From Sega Retro

SuperH logo.svg

The SuperH (or SH) is a family of microprocessors, originally developed by Hitachi during the 1990s as the successor to the H8 family, and now supported by Renesas. They were notable for their time as being capable, yet relatively cheap units with low power consumption.

The SuperH family was introduced in 1992.[1] It was the first CPU to support an efficient Thumb-like instruction set (with single-cycle instructions) and hardware support for multiply–accumulate (MAC) operations (two cycles per MAC operation). Between 1994 and 1996, 35.1 million SuperH devices were shipped worldwide, with a 32% share of the microprocessor market in 1996.[2]

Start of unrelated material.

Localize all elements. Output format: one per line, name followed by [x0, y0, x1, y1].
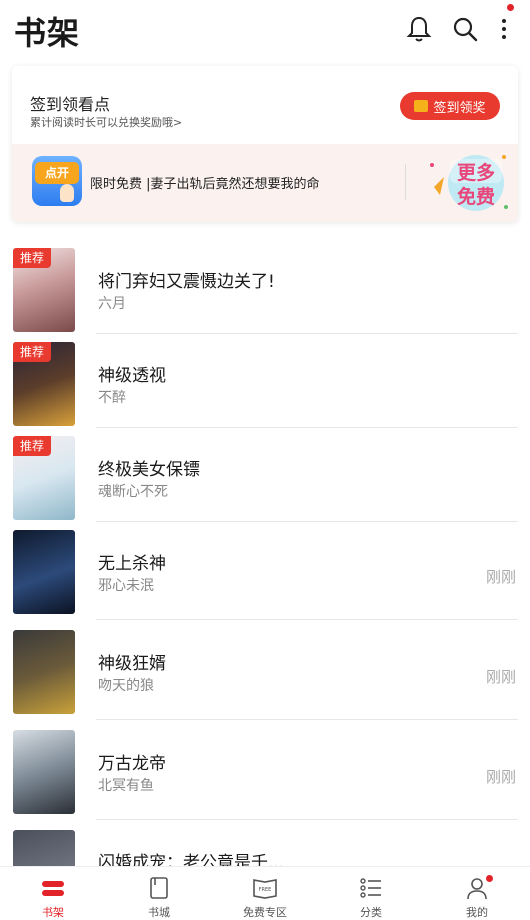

Sega has used SuperH chips as the central processing unit for a number of video game consoles and arcade machines:

  • SH-1: Used on the Sega Saturn console to control the CD-drive and to check copy protection on game discs. Also used in Sega H1 Board as a sub processor.
  • SH-2: The main processor behind both the Sega 32X and Sega Saturn. Both consoles used two SH-2 processors in parallel.
  • SH-3: Not used in any Sega systems. The SH-3 was adopted by the Japan Aerospace Exploration Agency (JAXA) to power the Hayabusa spacecraft (which traveled 6 billion km)[3] and MINERVA rover.[4]
  • SH-4: Used in the Sega Dreamcast console and arcade systems such as the NAOMI, Hikaru and NAOMI 2. It was particularly suited for 3D graphics, capable of calculating 1.4 GFLOPS and more than 10 million lit polygons per second.[5] The SH-4 was introduced in 1997.[2] It was the first CPU with 4D vector instructions, nearly a decade before the PowerPC VMX128 (2005) and Intel SSE4 (2006) instruction sets.

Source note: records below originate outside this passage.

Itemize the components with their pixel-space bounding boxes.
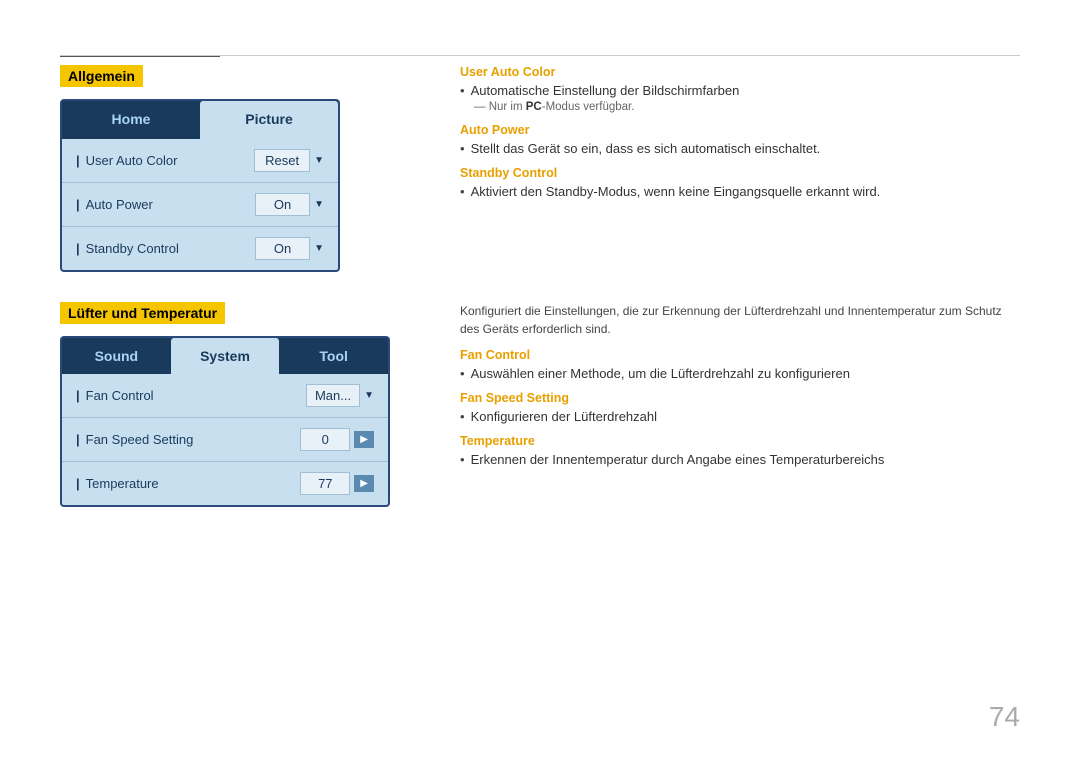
section1-allgemein: Allgemein Home Picture User Auto Color R… [60, 65, 1020, 272]
desc-sub-uac: Nur im PC-Modus verfügbar. [474, 101, 1020, 113]
desc-text-ap1: Stellt das Gerät so ein, dass es sich au… [471, 141, 821, 156]
user-auto-color-box: Reset [254, 149, 310, 172]
section2-right: Konfiguriert die Einstellungen, die zur … [460, 302, 1020, 507]
desc-text-fc1: Auswählen einer Methode, um die Lüfterdr… [471, 366, 850, 381]
section2-left: Lüfter und Temperatur Sound System Tool … [60, 302, 400, 507]
fan-speed-box: 0 [300, 428, 350, 451]
auto-power-label: Auto Power [76, 197, 153, 212]
tab-picture[interactable]: Picture [200, 101, 338, 139]
section1-title: Allgemein [60, 65, 143, 87]
desc-text-fs1: Konfigurieren der Lüfterdrehzahl [471, 409, 657, 424]
standby-control-label: Standby Control [76, 241, 179, 256]
desc-title-temperature: Temperature [460, 434, 1020, 448]
fan-tabs: Sound System Tool [62, 338, 388, 374]
auto-power-box: On [255, 193, 310, 216]
fan-speed-value[interactable]: 0 ▶ [300, 428, 374, 451]
temperature-box: 77 [300, 472, 350, 495]
page: Allgemein Home Picture User Auto Color R… [0, 0, 1080, 763]
fan-control-box: Man... [306, 384, 360, 407]
pc-highlight: PC [526, 101, 542, 113]
fan-control-arrow[interactable]: ▼ [364, 390, 374, 401]
luefter-menu: Sound System Tool Fan Control Man... ▼ [60, 336, 390, 507]
allgemein-menu-items: User Auto Color Reset ▼ Auto Power On ▼ [62, 139, 338, 270]
section2-title: Lüfter und Temperatur [60, 302, 225, 324]
temperature-value[interactable]: 77 ▶ [300, 472, 374, 495]
desc-bullet-fs1: Konfigurieren der Lüfterdrehzahl [460, 409, 1020, 424]
desc-title-fan-control: Fan Control [460, 348, 1020, 362]
temperature-right-arrow[interactable]: ▶ [354, 475, 374, 492]
user-auto-color-value[interactable]: Reset ▼ [254, 149, 324, 172]
desc-title-user-auto-color: User Auto Color [460, 65, 1020, 79]
temperature-label: Temperature [76, 476, 159, 491]
menu-item-temperature: Temperature 77 ▶ [62, 462, 388, 505]
fan-control-value[interactable]: Man... ▼ [306, 384, 374, 407]
desc-text-sc1: Aktiviert den Standby-Modus, wenn keine … [471, 184, 881, 199]
desc-title-fan-speed: Fan Speed Setting [460, 391, 1020, 405]
menu-item-user-auto-color: User Auto Color Reset ▼ [62, 139, 338, 183]
allgemein-tabs: Home Picture [62, 101, 338, 139]
menu-item-fan-control: Fan Control Man... ▼ [62, 374, 388, 418]
desc-title-auto-power: Auto Power [460, 123, 1020, 137]
desc-bullet-temp1: Erkennen der Innentemperatur durch Angab… [460, 452, 1020, 467]
section2-intro: Konfiguriert die Einstellungen, die zur … [460, 302, 1020, 338]
user-auto-color-arrow[interactable]: ▼ [314, 155, 324, 166]
section1-left: Allgemein Home Picture User Auto Color R… [60, 65, 400, 272]
menu-item-fan-speed: Fan Speed Setting 0 ▶ [62, 418, 388, 462]
page-number: 74 [989, 701, 1020, 733]
tab-tool[interactable]: Tool [279, 338, 388, 374]
top-rule [60, 55, 1020, 56]
fan-speed-label: Fan Speed Setting [76, 432, 193, 447]
desc-bullet-uac1: Automatische Einstellung der Bildschirmf… [460, 83, 1020, 98]
fan-control-label: Fan Control [76, 388, 154, 403]
section1-right: User Auto Color Automatische Einstellung… [460, 65, 1020, 272]
desc-text-temp1: Erkennen der Innentemperatur durch Angab… [471, 452, 885, 467]
desc-bullet-fc1: Auswählen einer Methode, um die Lüfterdr… [460, 366, 1020, 381]
standby-control-value[interactable]: On ▼ [255, 237, 324, 260]
desc-bullet-sc1: Aktiviert den Standby-Modus, wenn keine … [460, 184, 1020, 199]
tab-system[interactable]: System [171, 338, 280, 374]
standby-control-arrow[interactable]: ▼ [314, 243, 324, 254]
auto-power-value[interactable]: On ▼ [255, 193, 324, 216]
desc-title-standby-control: Standby Control [460, 166, 1020, 180]
tab-home[interactable]: Home [62, 101, 200, 139]
tab-sound[interactable]: Sound [62, 338, 171, 374]
fan-speed-right-arrow[interactable]: ▶ [354, 431, 374, 448]
standby-control-box: On [255, 237, 310, 260]
menu-item-standby-control: Standby Control On ▼ [62, 227, 338, 270]
sections-wrapper: Allgemein Home Picture User Auto Color R… [60, 65, 1020, 507]
allgemein-menu: Home Picture User Auto Color Reset ▼ [60, 99, 340, 272]
menu-item-auto-power: Auto Power On ▼ [62, 183, 338, 227]
auto-power-arrow[interactable]: ▼ [314, 199, 324, 210]
desc-text-uac1: Automatische Einstellung der Bildschirmf… [471, 83, 740, 98]
fan-menu-items: Fan Control Man... ▼ Fan Speed Setting 0… [62, 374, 388, 505]
desc-bullet-ap1: Stellt das Gerät so ein, dass es sich au… [460, 141, 1020, 156]
section2-luefter: Lüfter und Temperatur Sound System Tool … [60, 302, 1020, 507]
user-auto-color-label: User Auto Color [76, 153, 177, 168]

SH-3 and SH-5 chips also belong to the family, but were never utilized by Sega. Towards the early 2000s, the family had perhaps out-lived its potential in video gaming, however the technology continues to see widespread use in other forms of electronics. For example, the SuperH instruction set was adapted for the ARM architecture's Thumb instruction set.